Back in 1936, Jay Hormel's idea of market research was a New Year's Eve party where the son of the founder of Hormel Foods asked his guests to submit a name for a new product. An actor from New York took home $100 for the winning entry, "Spam," which began rolling on the production line in Minnesota on July 5, 1937.
The rest is canned-meat history.
This week, Spam and BBDO, Minneapolis -- the only agency the brand has ever had -- is marking 75 years with a new campaign featuring what is billed as Spam's first spokescharacter. His name is Sir Can-A-Lot, a two-and-a-half-inch tall animated knight that the brand says will "crusade to rescue the world from routine meals." That is , if your idea of adventure is Spam and potatoes, or Spam and macaroni and cheese.

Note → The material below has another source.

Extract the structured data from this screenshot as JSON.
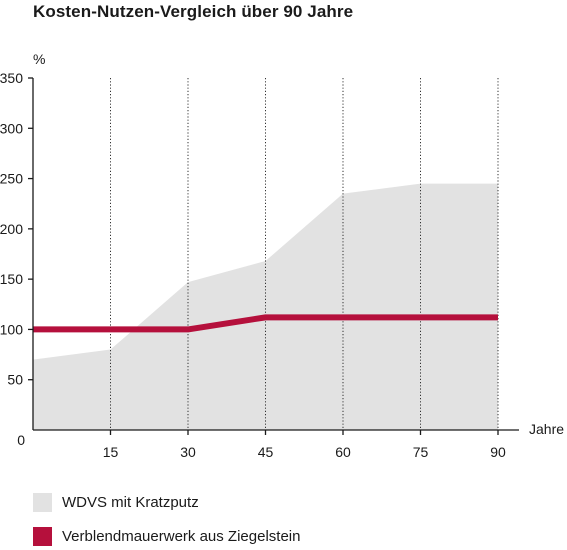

Spam began pushing the pink-colored meat as an ingredient in a wide range of meals in 2009, with its ongoing "Break the Monotony" campaign. Sir Can-A-Lot is coming online partly to help grow the brand's social-media presence. Spam's Facebook page has more than 119,000 "likes," but itsTwitter handle, which launched about a year ago, had a relatively paltry 1,244 followers as of Monday."We all felt like we had a bunch of willing participants" on social media, "but they weren't given a lot to do," said Brian Kroening, exec creative director at BBDO, Minneapolis. "Part of our initiative with Sir Can-A-Lot beyond paid media is to use him and his lovable ways as a way to start getting a lot more conversation."
The character will also appear in 30-second TV ads to run in 46 markets, including Los Angeles, Dallas, Seattle, Minneapolis, Charlotte, N.C., and Phoenix. The campaign will run for about six months. Spam will celebrate its diamond anniversary in July with a festival in its hometown of Austin, Minn.